For a fee, he delivered the petroleum products on its behalf. Notably, petitioner even imposed a penalty clause in
instances when there was a violation of the hauling contract, wherein it may impose a penalty ranging from a
written warning to the termination of the contract. Therefore, as far as the dealer was concerned with regard to
the terms of the dealership contract, acts of Villaruz and his employees are also acts of petitioner. Both the RTC
and the CA held that Villaruz failed to rebut the presumption that the employer was negligent in the supervision
of an employee who caused damages to another; and, thus, petitioner should likewise be held accountable for the
negligence of Villaruz and Igdanis.

2. To reiterate, petitioner, the dealer Rubin Uy – acting through his agent, Dortina Uy – shared the
responsibility for the maintenance of the equipment used in the gasoline station and for making sure that the
unloading and the storage of highly flammable products were without incident. As both were equally negligent
in those aspects, petitioner cannot pursue a claim against the dealer for the incident. Therefore, both are solidarily
liable to respondents for damages caused by the fire.

Petitioner was likewise negligent in allowing a tank truck different from that specifically provided under
its hauling contract with Villaruz. The enumeration and specification of particular tank trucks in the contract
serve a purpose – to ensure the safe transportation, storage and delivery of highly flammable products.

With respect to the claims of third persons, it is not enough for petitioner to allege that the tank truck met
the same requirements provided under the contract; it must duly prove its allegations. This, petitioner failed to
do. To reiterate, it was not able to prove the proximate cause of the fire, only the involvement of the tank truck
and the underground storage tank. Notably, both pieces of equipment were under its responsibility. Absent any
positive determination of the cause of the fire, a presumption exists that there was something wrong with the
truck or the underground storage tank, or both. Petitioner, which had the obligation to ensure that the truck was
safe, is likewise liable for the operation of that truck.
Villaruz is also liable to petitioner based on the hauling contract. Nonetheless, this is not the same as
saying that Villaruz is no longer solidarily liable to respondents.
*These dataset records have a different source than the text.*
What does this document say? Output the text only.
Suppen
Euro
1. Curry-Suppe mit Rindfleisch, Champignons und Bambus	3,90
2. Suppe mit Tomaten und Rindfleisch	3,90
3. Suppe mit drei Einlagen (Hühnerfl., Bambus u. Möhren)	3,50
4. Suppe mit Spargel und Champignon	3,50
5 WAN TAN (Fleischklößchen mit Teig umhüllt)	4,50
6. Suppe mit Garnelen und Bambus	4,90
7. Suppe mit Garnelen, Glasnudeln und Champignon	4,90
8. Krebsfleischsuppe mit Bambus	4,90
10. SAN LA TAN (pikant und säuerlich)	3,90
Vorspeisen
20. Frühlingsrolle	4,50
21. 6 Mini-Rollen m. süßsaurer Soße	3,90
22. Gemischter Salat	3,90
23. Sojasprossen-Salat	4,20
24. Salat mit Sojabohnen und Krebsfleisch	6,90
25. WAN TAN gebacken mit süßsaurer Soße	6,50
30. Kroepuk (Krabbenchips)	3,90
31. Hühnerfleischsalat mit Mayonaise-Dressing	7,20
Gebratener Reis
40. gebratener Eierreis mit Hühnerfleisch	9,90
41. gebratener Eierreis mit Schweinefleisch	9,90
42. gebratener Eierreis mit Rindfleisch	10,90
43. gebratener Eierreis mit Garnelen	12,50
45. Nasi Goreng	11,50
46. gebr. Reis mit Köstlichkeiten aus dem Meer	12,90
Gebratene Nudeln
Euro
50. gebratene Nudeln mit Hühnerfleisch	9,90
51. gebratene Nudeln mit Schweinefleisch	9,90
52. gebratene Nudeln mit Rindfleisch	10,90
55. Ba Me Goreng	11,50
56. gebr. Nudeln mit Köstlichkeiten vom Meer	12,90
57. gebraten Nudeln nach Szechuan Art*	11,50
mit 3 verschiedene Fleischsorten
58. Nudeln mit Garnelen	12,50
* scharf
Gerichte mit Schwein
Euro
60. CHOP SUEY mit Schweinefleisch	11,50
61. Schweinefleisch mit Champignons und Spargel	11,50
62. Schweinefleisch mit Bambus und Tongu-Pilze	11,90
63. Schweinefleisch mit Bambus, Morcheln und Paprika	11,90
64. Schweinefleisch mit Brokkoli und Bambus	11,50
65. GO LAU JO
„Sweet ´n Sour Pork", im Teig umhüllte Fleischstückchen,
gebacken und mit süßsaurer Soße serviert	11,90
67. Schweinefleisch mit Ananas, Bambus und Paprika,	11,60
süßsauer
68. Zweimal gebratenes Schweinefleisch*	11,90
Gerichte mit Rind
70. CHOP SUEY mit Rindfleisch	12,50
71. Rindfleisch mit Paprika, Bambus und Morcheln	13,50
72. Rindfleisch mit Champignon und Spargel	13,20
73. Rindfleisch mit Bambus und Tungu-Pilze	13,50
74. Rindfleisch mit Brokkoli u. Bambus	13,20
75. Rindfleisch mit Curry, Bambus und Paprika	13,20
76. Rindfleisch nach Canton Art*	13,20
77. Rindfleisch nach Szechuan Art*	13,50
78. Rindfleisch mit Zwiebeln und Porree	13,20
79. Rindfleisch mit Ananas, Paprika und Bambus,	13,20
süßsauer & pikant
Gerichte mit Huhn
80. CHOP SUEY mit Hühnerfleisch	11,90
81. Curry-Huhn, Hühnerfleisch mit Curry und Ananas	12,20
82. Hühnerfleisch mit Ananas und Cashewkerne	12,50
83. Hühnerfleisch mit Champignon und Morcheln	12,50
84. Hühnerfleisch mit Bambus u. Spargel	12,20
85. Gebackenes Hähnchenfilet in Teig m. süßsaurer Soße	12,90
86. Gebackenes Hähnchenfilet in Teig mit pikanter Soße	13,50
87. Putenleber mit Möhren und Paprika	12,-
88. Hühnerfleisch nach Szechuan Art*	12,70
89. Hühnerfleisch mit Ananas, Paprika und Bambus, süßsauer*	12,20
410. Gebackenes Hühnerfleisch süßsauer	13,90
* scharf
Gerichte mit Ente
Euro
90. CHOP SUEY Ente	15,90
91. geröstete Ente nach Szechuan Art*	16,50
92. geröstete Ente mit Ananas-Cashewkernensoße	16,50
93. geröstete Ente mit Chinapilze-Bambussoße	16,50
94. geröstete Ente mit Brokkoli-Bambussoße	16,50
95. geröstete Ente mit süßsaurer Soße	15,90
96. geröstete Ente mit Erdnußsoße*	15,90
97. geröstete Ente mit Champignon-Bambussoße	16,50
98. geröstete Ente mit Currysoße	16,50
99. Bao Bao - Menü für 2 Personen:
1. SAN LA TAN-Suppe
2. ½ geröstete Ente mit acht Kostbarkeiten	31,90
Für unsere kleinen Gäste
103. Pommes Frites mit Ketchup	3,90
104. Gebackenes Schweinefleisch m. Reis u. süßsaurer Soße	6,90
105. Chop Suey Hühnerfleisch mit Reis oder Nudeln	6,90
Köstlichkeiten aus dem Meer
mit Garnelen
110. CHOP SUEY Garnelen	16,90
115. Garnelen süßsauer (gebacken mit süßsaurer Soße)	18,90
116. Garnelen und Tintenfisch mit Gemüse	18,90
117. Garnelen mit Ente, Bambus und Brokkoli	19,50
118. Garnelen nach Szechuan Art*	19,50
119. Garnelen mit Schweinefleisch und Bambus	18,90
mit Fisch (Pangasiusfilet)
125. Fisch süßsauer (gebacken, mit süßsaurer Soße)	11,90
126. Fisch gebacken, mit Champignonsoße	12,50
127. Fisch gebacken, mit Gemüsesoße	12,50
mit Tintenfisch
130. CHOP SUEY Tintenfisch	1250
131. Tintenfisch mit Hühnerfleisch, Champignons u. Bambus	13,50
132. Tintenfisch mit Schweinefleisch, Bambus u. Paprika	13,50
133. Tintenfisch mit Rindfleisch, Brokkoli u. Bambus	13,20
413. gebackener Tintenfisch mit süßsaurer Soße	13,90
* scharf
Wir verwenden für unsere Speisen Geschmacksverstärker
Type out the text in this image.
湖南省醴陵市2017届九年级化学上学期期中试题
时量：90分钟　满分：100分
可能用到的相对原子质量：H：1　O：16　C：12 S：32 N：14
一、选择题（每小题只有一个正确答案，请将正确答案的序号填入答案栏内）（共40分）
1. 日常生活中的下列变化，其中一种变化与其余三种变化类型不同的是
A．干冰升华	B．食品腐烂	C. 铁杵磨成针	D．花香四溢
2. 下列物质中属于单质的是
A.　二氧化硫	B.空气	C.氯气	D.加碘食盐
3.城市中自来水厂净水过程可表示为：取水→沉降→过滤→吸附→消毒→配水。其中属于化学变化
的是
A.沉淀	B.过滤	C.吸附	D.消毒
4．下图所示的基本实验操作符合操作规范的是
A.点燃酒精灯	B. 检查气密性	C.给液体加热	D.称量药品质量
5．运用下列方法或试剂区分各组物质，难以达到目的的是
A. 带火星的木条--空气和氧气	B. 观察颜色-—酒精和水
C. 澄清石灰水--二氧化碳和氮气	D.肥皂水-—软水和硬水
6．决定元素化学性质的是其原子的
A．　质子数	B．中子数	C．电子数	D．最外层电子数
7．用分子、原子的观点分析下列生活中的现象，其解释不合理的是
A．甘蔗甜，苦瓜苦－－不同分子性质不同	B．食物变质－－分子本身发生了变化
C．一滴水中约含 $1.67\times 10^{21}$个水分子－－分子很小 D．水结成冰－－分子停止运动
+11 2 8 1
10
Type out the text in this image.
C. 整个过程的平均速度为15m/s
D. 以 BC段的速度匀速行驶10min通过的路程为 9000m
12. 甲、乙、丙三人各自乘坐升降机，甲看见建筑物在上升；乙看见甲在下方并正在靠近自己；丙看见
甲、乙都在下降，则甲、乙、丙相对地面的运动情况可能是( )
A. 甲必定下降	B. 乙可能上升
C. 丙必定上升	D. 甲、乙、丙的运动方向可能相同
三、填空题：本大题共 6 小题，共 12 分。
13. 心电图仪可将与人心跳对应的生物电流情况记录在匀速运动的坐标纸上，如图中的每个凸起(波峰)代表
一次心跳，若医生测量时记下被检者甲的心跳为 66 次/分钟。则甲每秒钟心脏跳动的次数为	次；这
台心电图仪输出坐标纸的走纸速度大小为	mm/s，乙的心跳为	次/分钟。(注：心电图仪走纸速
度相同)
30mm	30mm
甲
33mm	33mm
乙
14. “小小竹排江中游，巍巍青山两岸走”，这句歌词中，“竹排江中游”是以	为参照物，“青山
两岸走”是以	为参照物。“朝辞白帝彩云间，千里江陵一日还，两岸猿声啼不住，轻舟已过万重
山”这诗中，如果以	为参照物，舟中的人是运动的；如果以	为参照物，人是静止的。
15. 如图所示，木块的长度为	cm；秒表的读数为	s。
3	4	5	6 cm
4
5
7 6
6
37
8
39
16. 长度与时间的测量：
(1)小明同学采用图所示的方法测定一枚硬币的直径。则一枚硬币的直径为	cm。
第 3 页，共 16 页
Petitioner may only claim contribution from him in accordance with Article 1217 of the Civil Code, and
not by virtue of its hauling contract, in the event that respondents decide to proceed against petitioner alone for
the satisfaction of judgment.

To put it simply, based on the ruling of the lower courts, there are four (4) persons who are liable to pay
damages to respondents. The latter may proceed against any one of the solidary debtors or some or all of them
simultaneously, pursuant to Article 1216 of the Civil Code. These solidary debtors are petitioner Petron, the
hauler Villaruz, the operator Dortina Uy and the dealer Rubin Uy. To determine the liability of each defendant to
one another, the amount of damages shall be divided by four, representing the share of each defendant.
Supposedly, under the hauling contract, petitioner may require Villaruz to indemnify it for its share. However,
because it was not able to maintain the cross-claim filed against him, it shall be liable for its own share under
Article 1208 and can no longer seek indemnification or subrogation from him under its dismissed cross-claim.
Petitioner may not pursue its cross-claim against Rubin Uy and Dortina Uy, because the cross-claims against
them were also dismissed; moreover, they were all equally liable for the conflagration as discussed herein.